Por más que, según parece, La terminal se inspira vagamente en un
pintoresco suceso real –la historia de Merhan Nasseri, un iraní que en 1988 se
instaló en la Terminal Uno
del aeropuerto Charles de Gaulle de París porque su pasaporte y su condición de
refugiado reconocida por las Naciones Unidas habían caducado, resultando
imposible expulsarle de dichas instalaciones hasta que se resolviera legalmente
su situación–, el film no pretende ser una recreación del mismo, sino que se
erige en un relato a medio camino entre la comedia e, incluso, el cine
fantástico, habida cuenta de que su personaje protagonista, Viktor Navorski
(Tom Hanks), procede de un imaginario país europeo, Krakozhia, lo cual ya
establece de entrada cierta distancia junto con la planificación y el peculiar
colorido del tono fotográfico, en una nueva gran aportación al cine de
Spielberg del genial operador Janusz Kaminski.

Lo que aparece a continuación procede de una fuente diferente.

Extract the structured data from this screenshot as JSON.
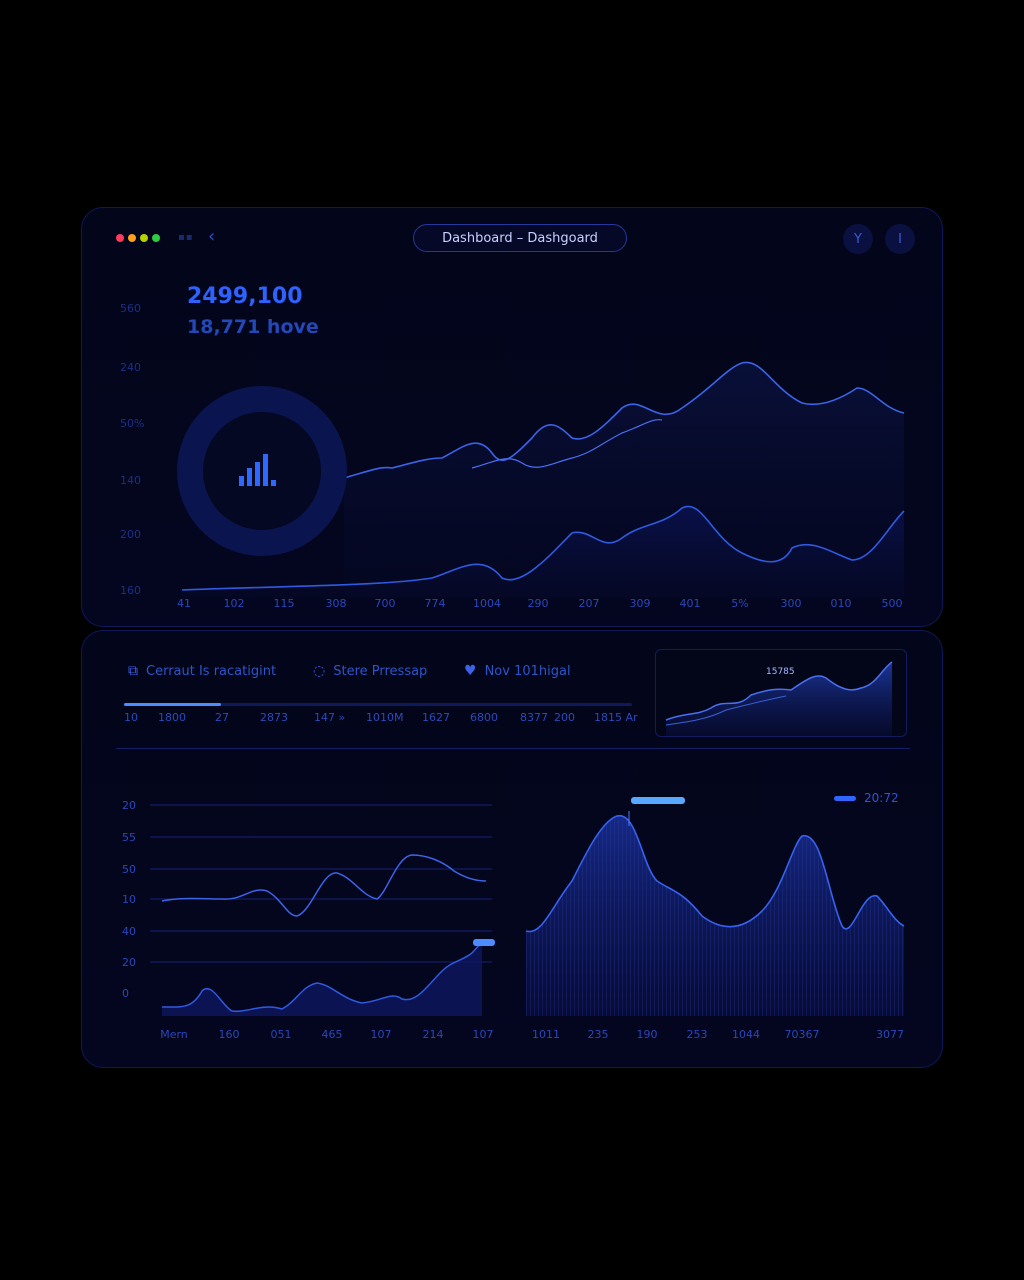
{
  "window": {
    "title": "Dashboard – Dashgoard",
    "controls": [
      "Y",
      "I"
    ],
    "traffic_colors": [
      "#ff3b5c",
      "#ff9f1a",
      "#b6d300",
      "#2ecc40"
    ]
  },
  "kpi": {
    "main": "2499,100",
    "sub": "18,771 hove"
  },
  "legend": {
    "items": [
      {
        "label": "Cerraut Is racatigint",
        "icon": "layers-icon"
      },
      {
        "label": "Stere Prressap",
        "icon": "loading-icon"
      },
      {
        "label": "Nov 101higal",
        "icon": "heart-icon"
      }
    ],
    "progress": 0.19
  },
  "stats": [
    "10",
    "1800",
    "27",
    "2873",
    "147 »",
    "1010M",
    "1627",
    "6800",
    "8377",
    "200",
    "1815 Ar"
  ],
  "mini_chart": {
    "label": "15785"
  },
  "bottom_right": {
    "legend": "20:72"
  },
  "chart_data": [
    {
      "type": "area",
      "y_ticks": [
        "560",
        "240",
        "50%",
        "140",
        "200",
        "160"
      ],
      "x_ticks": [
        "41",
        "102",
        "115",
        "308",
        "700",
        "774",
        "1004",
        "290",
        "207",
        "309",
        "401",
        "5%",
        "300",
        "010",
        "500"
      ],
      "series": [
        {
          "values": [
            52,
            48,
            49,
            50,
            56,
            60,
            61,
            62,
            70,
            74,
            71,
            68,
            58,
            64,
            72,
            84,
            76,
            74,
            79,
            74,
            78,
            72,
            70
          ]
        },
        {
          "values": [
            160,
            161,
            162,
            163,
            167,
            175,
            172,
            180,
            186,
            182,
            190,
            195,
            186,
            178,
            180,
            176,
            182,
            186,
            193
          ]
        },
        {
          "values": [
            15,
            18,
            24,
            28,
            36,
            44,
            52,
            58,
            56,
            64,
            70,
            68
          ]
        }
      ]
    },
    {
      "type": "area",
      "y_ticks": [
        "20",
        "55",
        "50",
        "10",
        "40",
        "20",
        "0"
      ],
      "x_ticks": [
        "Mern",
        "160",
        "051",
        "465",
        "107",
        "214",
        "107"
      ],
      "series": [
        {
          "values": [
            10,
            12,
            11,
            10,
            13,
            10,
            8,
            14,
            17,
            12,
            18,
            21,
            20,
            17
          ]
        },
        {
          "values": [
            2,
            2,
            6,
            2,
            3,
            2,
            4,
            6,
            5,
            3,
            4,
            6,
            9,
            22,
            28
          ]
        }
      ]
    },
    {
      "type": "area",
      "x_ticks": [
        "1011",
        "235",
        "190",
        "253",
        "1044",
        "70367",
        "3077"
      ],
      "series": [
        {
          "name": "20:72",
          "values": [
            28,
            32,
            52,
            86,
            76,
            58,
            46,
            40,
            44,
            50,
            70,
            62,
            40,
            52,
            44
          ]
        }
      ]
    }
  ]
}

Ahora bien, el hecho de
hallarnos ante una fábula no quiere decir ni mucho menos que lo que la película
muestra sea completamente irreal. Por el contrario, el film se erige en una
inteligente aproximación satírica y sarcástica a los entresijos burocráticos
que constriñen la libertad de circulación de las personas por el mundo, e
indirectamente, en un acerado dibujo de la estupidez humana que, por encima
incluso de su tratamiento humorístico (o quizá precisamente gracias al mismo),
hace gala de una sofisticada abstracción visual.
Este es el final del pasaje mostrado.